I don’t say much about my work here, in the interest of keeping work life separate from personal life. Most days, I feel fortunate to be in a line of work that is in keeping with my interest in active transportation and health. Other days, I just want to bang my head against the wall . . . .
I recently conducted a survey on walking and biking to school, and I couldn’t believe this response from the parent of a 9-year-old who lives six or seven blocks (residential blocks with sidewalks and low speed limits) from the school:
Reason for disinterest in walking school bus or bike train: “prefer to drive [child] myself”
Sadly, there were other, similar responses. In my mind, this is inexcusable, both from a health and a resource standpoint. There’s a reason we have a huge childhood obesity problem and the attitude behind statements like this play a big part.
I know, I know, there are millions of excuses, some legitimate, but most not. Parents’ fear the risk of very rare events that get lots of media coverage, like kidnappings, and fail to see the much more real risk of a sedentary lifestyle: obesity, type 2 diabetes, and a host of other chronic diseases and health problems.
Don’t want your child to walk alone? Okay, then get off the couch and walk with them. You’ll be doing something good for yourself and your child. And I could cease the head banging over here.
Ha! I was just visiting with my parents yesterday and we were having the exact same conversation. I walked to and from school pretty much every day from the time I was in kindergarten until I graduated from high school, and you know what… IT WAS FUN! Walking to and from school was like another recess, it was where you got to hang out with your friends and where you got to just be a kid.
I’m a big football fan (still mourning the demise of my beloved Broncos – although I can’t say it was a surprise.) Anyhow, the NFL has a campaign called “Play60” where they are encouraging kids to get outside and play for at least an hour every day. This boggles my mind. When I was a kid, you couldn’t keep me from going outside and playing!
My friends and I were always out playing on our bikes or our skateboards or our roller skates, or with our pogo sticks, or hula hoops, or jump ropes. Our neighborhood didn’t have a park, so we haunted the playground of the local school. We were always out exploring the neighborhood creeks and vacant lots, or making expeditions to the drug store for penny candy, or… if we felt like a really big challenge we’d conquer the hill and ride our bikes all the way to the mall so we could pet the kittens at the pet store.
I just can’t figure out what has changed. Has some physical reality about life altered so much in the past 30 years that childhood has become unrecognizable, or is it all just a cultural thing? Part of me believes that we, as a culture have infantilized our children to a completely unhealthy level.

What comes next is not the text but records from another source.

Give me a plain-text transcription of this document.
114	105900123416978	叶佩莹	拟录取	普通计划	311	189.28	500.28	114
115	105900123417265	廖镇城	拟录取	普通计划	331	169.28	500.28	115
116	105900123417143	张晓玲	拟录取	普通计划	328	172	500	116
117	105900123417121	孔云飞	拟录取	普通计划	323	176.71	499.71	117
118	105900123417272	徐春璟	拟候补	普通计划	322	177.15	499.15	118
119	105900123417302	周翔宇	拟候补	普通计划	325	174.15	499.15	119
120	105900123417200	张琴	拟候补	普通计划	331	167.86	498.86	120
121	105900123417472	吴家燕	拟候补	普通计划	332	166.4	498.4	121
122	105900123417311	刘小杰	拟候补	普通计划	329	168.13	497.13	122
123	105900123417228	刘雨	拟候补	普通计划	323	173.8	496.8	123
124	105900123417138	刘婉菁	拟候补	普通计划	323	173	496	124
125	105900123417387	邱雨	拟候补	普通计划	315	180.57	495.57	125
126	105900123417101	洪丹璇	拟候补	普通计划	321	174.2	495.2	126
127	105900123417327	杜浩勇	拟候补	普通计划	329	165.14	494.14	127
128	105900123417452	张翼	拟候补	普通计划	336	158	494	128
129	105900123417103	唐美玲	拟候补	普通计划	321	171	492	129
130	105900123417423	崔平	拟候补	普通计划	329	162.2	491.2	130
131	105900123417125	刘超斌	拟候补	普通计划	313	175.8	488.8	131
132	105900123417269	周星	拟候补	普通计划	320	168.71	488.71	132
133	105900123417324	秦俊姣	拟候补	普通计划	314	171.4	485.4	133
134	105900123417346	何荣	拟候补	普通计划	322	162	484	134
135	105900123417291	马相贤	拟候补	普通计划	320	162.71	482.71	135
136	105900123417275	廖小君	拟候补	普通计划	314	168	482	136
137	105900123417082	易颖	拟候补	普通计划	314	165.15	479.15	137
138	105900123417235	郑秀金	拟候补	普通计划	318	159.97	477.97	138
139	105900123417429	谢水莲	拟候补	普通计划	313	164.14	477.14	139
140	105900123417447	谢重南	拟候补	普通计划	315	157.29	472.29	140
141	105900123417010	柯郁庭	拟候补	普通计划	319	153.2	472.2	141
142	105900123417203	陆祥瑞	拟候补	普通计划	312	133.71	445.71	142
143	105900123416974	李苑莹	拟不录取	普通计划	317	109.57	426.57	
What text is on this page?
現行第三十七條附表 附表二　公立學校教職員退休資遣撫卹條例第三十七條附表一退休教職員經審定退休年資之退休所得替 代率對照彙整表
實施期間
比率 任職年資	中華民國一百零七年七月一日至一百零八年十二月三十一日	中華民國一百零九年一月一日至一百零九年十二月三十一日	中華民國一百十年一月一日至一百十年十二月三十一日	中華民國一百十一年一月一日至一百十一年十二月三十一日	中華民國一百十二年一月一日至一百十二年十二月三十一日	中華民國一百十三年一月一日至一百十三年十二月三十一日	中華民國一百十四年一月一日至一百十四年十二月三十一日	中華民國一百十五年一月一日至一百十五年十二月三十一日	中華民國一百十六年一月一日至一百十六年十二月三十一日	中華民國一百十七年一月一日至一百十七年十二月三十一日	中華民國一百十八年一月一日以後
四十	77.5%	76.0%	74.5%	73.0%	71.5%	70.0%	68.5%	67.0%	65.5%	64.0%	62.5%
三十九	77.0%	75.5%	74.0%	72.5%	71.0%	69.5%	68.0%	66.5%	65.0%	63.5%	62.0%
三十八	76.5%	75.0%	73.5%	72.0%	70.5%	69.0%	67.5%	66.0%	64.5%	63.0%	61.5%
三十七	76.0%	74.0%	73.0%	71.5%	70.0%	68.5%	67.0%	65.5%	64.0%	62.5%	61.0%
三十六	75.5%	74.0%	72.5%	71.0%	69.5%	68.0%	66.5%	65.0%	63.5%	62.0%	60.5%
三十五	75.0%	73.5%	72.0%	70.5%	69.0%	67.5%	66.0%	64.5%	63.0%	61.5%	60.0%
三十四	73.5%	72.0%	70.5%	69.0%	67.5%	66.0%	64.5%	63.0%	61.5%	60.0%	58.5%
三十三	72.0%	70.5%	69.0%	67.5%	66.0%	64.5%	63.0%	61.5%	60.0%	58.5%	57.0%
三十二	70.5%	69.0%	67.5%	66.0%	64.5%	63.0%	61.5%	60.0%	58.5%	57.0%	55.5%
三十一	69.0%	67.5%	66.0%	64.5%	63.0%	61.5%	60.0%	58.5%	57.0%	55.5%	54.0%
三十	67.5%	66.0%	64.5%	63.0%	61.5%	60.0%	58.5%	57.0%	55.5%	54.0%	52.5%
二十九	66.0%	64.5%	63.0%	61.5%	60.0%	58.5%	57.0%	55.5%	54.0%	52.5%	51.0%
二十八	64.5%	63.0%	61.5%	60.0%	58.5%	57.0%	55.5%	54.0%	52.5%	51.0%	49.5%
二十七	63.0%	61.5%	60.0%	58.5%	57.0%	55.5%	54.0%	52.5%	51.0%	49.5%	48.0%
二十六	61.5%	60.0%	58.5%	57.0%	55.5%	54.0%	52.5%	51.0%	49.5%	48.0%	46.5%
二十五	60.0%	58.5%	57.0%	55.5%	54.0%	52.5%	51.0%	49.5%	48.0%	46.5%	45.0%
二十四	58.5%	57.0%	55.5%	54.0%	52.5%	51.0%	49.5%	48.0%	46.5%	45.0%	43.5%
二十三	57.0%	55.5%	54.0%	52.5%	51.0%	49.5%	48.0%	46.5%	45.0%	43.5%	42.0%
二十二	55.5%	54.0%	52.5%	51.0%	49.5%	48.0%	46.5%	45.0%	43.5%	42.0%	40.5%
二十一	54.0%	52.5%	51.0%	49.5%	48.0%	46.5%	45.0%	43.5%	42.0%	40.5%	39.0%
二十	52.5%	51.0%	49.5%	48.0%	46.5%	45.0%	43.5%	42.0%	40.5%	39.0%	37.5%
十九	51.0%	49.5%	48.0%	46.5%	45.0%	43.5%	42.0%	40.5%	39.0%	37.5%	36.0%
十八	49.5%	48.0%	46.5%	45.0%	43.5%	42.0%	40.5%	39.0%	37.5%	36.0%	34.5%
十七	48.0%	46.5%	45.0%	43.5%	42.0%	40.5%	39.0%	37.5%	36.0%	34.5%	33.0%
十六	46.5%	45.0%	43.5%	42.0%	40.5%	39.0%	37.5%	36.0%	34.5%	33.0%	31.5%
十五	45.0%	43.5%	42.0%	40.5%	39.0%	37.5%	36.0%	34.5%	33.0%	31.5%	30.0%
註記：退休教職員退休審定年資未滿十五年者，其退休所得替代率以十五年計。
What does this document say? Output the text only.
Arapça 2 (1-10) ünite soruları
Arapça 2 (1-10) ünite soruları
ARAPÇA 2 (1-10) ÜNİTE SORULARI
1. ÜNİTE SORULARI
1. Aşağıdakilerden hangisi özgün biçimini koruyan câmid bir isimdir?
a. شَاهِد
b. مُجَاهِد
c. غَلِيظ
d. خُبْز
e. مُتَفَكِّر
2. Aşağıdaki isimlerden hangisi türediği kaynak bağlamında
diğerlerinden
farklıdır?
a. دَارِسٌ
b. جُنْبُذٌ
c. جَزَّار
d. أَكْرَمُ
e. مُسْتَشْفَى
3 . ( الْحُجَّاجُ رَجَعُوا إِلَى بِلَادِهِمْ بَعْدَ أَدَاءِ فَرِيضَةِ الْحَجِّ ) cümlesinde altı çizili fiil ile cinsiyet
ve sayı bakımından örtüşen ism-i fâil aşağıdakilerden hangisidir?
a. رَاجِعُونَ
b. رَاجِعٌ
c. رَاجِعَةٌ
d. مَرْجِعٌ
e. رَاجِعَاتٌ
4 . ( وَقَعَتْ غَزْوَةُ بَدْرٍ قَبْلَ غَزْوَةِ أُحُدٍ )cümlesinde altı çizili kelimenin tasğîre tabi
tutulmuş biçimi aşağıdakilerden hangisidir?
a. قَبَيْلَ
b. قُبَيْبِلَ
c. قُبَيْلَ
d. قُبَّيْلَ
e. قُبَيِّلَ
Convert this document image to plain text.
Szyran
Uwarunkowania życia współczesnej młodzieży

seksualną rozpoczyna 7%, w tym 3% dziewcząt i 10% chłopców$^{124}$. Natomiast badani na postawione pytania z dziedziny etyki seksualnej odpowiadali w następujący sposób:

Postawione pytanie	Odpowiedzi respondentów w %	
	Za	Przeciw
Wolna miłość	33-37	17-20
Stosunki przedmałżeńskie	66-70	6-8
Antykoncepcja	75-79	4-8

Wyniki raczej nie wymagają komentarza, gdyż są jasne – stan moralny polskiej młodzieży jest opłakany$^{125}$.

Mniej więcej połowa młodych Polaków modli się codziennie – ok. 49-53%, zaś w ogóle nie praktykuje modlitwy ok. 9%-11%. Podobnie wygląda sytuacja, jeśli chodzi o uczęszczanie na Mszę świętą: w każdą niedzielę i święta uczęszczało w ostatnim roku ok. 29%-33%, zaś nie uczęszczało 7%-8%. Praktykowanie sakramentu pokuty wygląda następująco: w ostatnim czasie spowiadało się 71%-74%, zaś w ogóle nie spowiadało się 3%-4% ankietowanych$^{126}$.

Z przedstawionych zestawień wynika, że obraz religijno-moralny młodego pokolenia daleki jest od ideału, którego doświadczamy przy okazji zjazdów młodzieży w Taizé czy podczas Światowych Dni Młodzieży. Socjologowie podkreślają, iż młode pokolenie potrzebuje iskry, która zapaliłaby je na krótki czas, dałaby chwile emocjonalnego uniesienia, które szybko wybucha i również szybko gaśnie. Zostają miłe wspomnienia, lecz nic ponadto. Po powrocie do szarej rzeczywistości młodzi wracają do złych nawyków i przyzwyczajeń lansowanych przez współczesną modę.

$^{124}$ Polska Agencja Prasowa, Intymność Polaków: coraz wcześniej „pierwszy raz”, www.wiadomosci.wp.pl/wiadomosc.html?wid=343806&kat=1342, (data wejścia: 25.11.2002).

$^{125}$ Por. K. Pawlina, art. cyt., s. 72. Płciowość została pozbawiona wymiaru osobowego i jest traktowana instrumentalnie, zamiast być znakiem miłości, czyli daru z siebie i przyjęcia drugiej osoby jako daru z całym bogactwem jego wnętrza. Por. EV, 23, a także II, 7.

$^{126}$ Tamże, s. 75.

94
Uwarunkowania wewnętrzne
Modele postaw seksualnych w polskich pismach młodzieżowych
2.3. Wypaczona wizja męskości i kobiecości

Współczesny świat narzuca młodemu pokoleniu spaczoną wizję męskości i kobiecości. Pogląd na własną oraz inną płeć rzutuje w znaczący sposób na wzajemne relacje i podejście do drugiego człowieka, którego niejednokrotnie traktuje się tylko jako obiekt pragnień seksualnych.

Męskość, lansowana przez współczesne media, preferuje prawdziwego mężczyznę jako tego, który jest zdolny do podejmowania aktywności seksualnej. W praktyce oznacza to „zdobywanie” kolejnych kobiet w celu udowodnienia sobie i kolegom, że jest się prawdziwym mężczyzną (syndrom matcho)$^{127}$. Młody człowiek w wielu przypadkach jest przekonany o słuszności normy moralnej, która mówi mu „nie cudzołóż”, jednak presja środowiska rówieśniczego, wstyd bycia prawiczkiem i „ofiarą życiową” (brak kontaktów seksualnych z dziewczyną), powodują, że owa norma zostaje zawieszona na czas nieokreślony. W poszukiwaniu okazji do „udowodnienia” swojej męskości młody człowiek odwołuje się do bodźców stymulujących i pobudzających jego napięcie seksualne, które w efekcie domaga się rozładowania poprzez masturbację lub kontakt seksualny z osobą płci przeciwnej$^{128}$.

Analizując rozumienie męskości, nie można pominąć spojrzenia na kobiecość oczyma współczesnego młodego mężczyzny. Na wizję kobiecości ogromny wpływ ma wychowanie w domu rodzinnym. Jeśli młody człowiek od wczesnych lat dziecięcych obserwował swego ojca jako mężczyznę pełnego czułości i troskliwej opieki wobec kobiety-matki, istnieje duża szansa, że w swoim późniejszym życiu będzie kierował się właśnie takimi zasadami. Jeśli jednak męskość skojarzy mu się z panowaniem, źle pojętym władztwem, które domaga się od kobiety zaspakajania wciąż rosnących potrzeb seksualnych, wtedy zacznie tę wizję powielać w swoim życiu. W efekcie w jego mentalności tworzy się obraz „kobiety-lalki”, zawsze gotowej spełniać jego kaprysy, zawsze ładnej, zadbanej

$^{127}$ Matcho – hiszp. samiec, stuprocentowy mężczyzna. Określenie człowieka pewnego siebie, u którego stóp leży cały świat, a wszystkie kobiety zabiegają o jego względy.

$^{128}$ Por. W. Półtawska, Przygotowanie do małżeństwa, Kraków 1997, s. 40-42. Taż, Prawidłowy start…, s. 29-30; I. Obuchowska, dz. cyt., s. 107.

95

These days, it’s viewed as a sin to let your kids play outside unsupervised… but when I was a kid, that’s what we did every single day. I was NEVER home… my friends and I were always out exploring something or going somewhere, or even just playing touch football in the streets. When it would get dark, you’d hear a chorus of mothers hollering for their kids to come home. If you parented that way now, somebody would probably put you in jail for child abuse!
It really bothers me on a deep and profound level. Aside from the obvious physical and environmental ramifications, it’s like we’re teaching our children to be little drones who are incapable of doing or thinking for themselves. In my more cynical moments, I think that none of this is an accident, and it’s all just the great corporatocracy brainwashing the next generation to be mindless automatons who will happily join the ranks of its slave labor pool, while tethering themselves to life long debt and a mire of hopeless consumerism. I do have more upbeat moments though… in those moods I just think people are lazy and stupid.
I think the shift occurred during or just after my generation (although it was set in motion long before that). Your childhood sounds a lot like mine, and I hope to give the The Dude the same freedom to play, explore, and get around independently. Instead of keeping our kids inside all of the time, we need to teach them to safely navigate their environments, first with parents as role models and for supervision, and then, as they get older, on their own. Working on building environments (human-scale; walkable neighborhoods; “eyes on the street;” places where people get out,know their neighbors, and participate in their communities) that support and encourage parents to make these choices is also key and has been lost in many places.